According to a generally used electrocardiograph, the potential change of six points on the chest over a period of time is measured and represented on a graph with time as the abscissa and the potential the ordinate, whereby the heart disorder is detected from the wave form obtained relative to each point. However, with an electrocardiograph of this type, it is difficult to accurately examine the whole electrical activity of the heart. And according to a recently developed electrocardiograph, 80 to 200 electrodes are applied to various points of the body surface near the heart and the potential of each point is measured, whereby the electrical activity of the heart is synthetically judged.
By this electrocardiograph, an isopotential map for a certain time is made for the body surface near the heart, as shown in FIG. 1. In this isopotential map, the body surface potentials are shown on isopotential lines so as to make it possible to examine the distribution of the body surface potentials. This isopotential map is obtained e.g. by temporarily storing the potential of each electrode in a memory unit, calculating the isopotential points based on the potential of each electrode through a computer, and then drawing the isopotential lines e.g. at a pitch of a few tens of microvolts on a television or a XY-plotter.
When using this electrocardiograph, a plurality of isopotential maps are obtained at intervals of the sampling time and the enlargement or contraction of the positively and negatively charged parts of the body surface near the heart can be recognized from the change of the potential gradient, whereby the electrical activity of the heart is indicated.
However, in the electrocardiograph of this kind, it is difficult to apply a number of electrodes to the points of the body surface with small contact resistance, and to stably and correctly detect the potential of each point.

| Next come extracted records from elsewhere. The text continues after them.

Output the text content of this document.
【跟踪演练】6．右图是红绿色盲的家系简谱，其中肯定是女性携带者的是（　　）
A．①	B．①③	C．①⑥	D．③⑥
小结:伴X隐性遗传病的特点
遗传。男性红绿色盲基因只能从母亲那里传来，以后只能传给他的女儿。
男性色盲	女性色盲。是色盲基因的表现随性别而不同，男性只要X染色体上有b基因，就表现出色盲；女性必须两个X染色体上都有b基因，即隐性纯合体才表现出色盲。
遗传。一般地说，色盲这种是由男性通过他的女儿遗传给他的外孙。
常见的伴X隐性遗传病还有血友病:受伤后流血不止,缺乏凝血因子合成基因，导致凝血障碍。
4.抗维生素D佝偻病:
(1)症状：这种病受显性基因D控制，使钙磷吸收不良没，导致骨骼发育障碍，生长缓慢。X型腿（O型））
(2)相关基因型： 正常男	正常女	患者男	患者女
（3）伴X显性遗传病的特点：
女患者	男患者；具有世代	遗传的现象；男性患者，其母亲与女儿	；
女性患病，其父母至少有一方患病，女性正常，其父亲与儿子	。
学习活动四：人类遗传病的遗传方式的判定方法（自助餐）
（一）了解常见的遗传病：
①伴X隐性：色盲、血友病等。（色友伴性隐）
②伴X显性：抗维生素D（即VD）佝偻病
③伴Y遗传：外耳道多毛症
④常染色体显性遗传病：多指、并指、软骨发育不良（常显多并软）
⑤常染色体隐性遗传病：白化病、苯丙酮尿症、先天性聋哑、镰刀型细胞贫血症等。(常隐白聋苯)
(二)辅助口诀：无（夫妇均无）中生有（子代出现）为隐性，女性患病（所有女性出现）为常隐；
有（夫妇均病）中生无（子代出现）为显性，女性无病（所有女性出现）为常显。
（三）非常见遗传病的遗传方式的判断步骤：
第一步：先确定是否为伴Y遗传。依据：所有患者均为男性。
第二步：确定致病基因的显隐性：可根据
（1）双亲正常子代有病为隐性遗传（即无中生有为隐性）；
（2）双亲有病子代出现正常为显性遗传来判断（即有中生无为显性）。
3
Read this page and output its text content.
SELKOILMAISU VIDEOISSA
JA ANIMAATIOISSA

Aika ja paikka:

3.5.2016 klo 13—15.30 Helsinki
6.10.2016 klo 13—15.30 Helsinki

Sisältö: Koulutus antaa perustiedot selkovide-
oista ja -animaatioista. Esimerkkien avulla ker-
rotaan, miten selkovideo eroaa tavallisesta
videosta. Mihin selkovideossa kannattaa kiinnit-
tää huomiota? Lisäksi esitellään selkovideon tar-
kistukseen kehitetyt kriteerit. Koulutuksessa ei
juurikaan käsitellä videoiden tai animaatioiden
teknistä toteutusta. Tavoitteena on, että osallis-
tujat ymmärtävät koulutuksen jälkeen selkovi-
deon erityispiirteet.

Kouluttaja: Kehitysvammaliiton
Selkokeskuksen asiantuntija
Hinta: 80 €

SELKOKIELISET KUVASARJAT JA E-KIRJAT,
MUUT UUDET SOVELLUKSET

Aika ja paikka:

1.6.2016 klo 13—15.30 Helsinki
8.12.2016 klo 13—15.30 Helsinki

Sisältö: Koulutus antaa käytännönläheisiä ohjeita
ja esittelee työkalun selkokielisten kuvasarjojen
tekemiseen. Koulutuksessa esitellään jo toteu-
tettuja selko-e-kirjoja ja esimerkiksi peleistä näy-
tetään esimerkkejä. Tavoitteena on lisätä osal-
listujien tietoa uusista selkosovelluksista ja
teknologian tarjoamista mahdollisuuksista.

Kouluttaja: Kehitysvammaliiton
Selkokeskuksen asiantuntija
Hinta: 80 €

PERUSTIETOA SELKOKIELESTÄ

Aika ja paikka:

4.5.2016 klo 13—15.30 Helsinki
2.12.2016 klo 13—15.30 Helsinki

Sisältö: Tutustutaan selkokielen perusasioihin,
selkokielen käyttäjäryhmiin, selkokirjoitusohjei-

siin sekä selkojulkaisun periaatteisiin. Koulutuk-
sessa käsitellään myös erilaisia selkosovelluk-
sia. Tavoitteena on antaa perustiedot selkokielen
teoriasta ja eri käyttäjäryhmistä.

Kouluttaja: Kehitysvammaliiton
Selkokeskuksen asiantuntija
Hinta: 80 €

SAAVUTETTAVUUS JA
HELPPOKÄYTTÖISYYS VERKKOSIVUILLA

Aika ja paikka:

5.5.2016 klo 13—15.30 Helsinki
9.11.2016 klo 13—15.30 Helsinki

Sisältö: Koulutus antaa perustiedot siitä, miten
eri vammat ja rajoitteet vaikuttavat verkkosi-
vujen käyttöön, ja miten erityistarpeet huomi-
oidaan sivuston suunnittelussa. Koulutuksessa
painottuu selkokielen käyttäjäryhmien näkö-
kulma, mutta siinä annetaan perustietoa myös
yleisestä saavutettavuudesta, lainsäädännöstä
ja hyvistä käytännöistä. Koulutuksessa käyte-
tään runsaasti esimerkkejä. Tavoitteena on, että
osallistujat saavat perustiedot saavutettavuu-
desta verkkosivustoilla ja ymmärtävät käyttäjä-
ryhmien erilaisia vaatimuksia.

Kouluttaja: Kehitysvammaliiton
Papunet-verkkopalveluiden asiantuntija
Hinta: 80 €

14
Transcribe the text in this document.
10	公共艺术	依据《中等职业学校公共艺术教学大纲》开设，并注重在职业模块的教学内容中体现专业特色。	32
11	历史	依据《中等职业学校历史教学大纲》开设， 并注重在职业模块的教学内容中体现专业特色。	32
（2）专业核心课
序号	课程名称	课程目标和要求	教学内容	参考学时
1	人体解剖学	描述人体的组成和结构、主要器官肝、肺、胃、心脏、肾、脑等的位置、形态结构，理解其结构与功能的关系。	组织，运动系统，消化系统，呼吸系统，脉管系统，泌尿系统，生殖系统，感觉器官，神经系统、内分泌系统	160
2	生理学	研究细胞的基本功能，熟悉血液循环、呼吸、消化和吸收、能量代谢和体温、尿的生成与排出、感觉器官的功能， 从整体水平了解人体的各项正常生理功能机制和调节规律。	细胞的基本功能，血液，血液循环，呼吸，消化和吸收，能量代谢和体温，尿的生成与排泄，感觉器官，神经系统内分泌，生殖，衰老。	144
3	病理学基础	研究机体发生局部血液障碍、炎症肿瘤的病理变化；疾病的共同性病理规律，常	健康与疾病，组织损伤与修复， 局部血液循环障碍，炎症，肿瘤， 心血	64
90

For example, it takes four persons as long as 30 minutes to 1 hour to correctly place the conventional suction type electrodes at about 100 points of the body surface, and only one or two patients can be examined under an hour even in the best conditions.
It is necessary that the electrodes of an electrocardiograph be applicable to any person, adult or child, male or female, having different body shapes. The electrodes must be free from errors in potential measurement due to the unevenness of the body surface or its upward and downward motion caused by the breathing. Further, the electrodes are required not to cause any terror, pain or sense of oppression to patients. Further, they must be able to be applied or removed easily and rapidly, and to be easily maintained. Furthermore, it is necessary to place the electrodes correctly relative to one another and without deviation.
In detecting the potentials of the points on the body surface, preferably all the electrodes are pressed onto the body surface with a strong force so as to stably and correctly measure the potentials at the electrode contact points. However, in an electrocardiograph for detecting the potentials of many points the human body, a number of electrodes are employed. And if the pressure applied for an electrode is 500 g and 100 electrodes are used, a force as strong as 50 kg is applied to the body in the area where it necessarily gives a strong sense of oppression to the patients. Therefore, such an electrocardiograph is extremely unsuitable for examining the heart of a patient having reduced strength.
Consequently, practically usable electrodes cannot be obtained simply by increasing the force with which the electrodes are pressed onto the body.
In a conventional electrocardiograph, since signals fed from each electrode are amplified and shown in a graph, the bad contact of electrodes can be easily recognized from the graph for the particular electrode.
However, in the improved electrocardiograph described above, an isopotential map of the body surface at the time of measurement is shown, and therefore, it is more difficult than in the conventional electrocardiograph to judge from the map whether there is bad contact of electrodes. Consequently, in order to examine the heart with a high accuracy, all the electrodes must be always in sure electrical contact with the body surface. If a conventional suction type electrode or an adhesive tape type electrode makes bad electrical contact for one second per 100 seconds, on the average one of the 100 electrodes is always in bad contact and accurate measurement cannot be performed.
It is known that an electrocardiograph which produces an isopotential map of the body surface near the heart can indicate more accurately the electrical activity of the heart than a conventional electrocardiograph which shows only the change of the voltage of the measuring point. However, with such an electrocardiograph, potentials of a large number of points on the body surface must be detected simultaneously and accurately. Since this problem has not yet been sufficiently overcome, the electrocardiograph of this type has not yet come into widespread use.